46. On the other hand, in today’s world where an overwhelming amount of digital information and materials come into people’s possession through many different channels, it is not uncommon that a person finds herself possessing information which may be deemed by the information owner to be confidential albeit without the owner’s knowledge or consent. For example, when emails or text messages containing confidential data are sent to a person and the person may be unaware of its existence because it was sent into junk mail or it was automatically saved into the person’s device. Perhaps the person may have opened it once and thought nothing of it. In such scenarios, the recipient would thus have the burden of proving that although she received the information, she had no clue about it or did not do anything with the information which should affect her conscience. Yet, this might be an unenviable task of proving a negative. Even if she could show from forensic analysis that there was no movement of the data, would this suffice to absolve her?

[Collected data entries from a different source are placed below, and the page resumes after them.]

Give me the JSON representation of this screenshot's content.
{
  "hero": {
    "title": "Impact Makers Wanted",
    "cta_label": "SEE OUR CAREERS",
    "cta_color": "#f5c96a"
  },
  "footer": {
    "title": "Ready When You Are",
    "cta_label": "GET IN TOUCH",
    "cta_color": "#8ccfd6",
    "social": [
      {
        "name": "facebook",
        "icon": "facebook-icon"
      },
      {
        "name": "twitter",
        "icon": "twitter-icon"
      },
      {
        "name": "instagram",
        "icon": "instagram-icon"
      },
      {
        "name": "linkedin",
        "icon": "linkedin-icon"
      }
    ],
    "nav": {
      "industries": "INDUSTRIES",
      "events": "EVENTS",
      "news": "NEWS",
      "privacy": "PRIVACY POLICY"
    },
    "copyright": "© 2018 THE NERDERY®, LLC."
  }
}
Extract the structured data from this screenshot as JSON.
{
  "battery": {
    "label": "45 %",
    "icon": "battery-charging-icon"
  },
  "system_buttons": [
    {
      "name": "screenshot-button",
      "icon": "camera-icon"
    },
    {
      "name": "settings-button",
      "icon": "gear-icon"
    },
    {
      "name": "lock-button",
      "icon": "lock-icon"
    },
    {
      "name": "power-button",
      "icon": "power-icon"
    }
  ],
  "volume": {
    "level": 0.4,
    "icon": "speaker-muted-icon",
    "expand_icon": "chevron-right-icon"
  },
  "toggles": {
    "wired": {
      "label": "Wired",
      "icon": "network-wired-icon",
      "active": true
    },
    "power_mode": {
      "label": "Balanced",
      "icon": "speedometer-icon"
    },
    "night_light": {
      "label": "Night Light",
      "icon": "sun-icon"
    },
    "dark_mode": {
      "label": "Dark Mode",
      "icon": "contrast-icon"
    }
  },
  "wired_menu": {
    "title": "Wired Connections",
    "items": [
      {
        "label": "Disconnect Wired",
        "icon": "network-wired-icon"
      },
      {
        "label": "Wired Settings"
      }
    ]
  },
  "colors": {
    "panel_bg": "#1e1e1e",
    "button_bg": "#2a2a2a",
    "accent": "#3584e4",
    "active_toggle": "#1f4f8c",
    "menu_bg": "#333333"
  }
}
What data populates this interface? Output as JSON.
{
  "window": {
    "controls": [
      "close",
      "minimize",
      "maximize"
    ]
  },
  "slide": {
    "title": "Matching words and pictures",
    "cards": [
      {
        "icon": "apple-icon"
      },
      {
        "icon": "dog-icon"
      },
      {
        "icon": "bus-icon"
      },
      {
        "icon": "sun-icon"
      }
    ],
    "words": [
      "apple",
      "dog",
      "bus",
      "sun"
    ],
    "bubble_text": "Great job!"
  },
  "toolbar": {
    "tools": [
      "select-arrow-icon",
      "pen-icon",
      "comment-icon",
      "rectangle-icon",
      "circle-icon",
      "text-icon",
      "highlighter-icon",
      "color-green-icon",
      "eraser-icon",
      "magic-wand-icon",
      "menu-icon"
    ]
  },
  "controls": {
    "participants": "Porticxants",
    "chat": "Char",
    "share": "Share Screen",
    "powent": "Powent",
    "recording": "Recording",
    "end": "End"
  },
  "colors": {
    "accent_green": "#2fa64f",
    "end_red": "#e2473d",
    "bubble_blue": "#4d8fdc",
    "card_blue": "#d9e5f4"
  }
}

47. Take for instance, in a scenario where a person received confidential information without any intention of doing so, perused it and thought nothing of the information. She then deleted the information. A few years later, she somehow recalls the information and uses it in her business not knowing where she obtained the information from.
48. Before this decision, authorities suggest that an employee who deliberately memorises confidential information such as a formula or customer list may be liable for breach of confidence (or breach of duty of good faith), but not necessarily an employee who remembers and uses particular information that was not readily separable from his general knowledge and acquired skill from simply being an employee performing his service (Printers and Finishers Ltd v Holloway [1964] 3 All ER 731, [1965] 1 WLR 1 at 6, per Cross J, cited in Faccenda Chicken Ltd v Fowler [1986] 1 All ER 617 at 625-627, cited in Tang Siew Choy and others v Certact Pte Ltd [1993] 1 SLR(R) 835 (CA) at [16]).
49. After this decision, the modified approach would apply such that the earlier mentioned person who subsequently recalls and uses the confidential information would potentially be liable for simply accessing the information. How would this person rebut the presumption and prove that her conscience was not affected? Does her deletion of the confidential information at the first instance prove that her conscience was unaffected? Should this person be liable for the tort of breach of confidence? That said, such a scenario should be rare. The fact-sensitive inquiry of whether the defendant’s conscience has been affected should leave sufficient room for justice to be done in such outlier cases.
50. This modified approach should be welcomed by owners of confidential information, especially digital information that is easily transferable and replicable – and that would probably be all of us.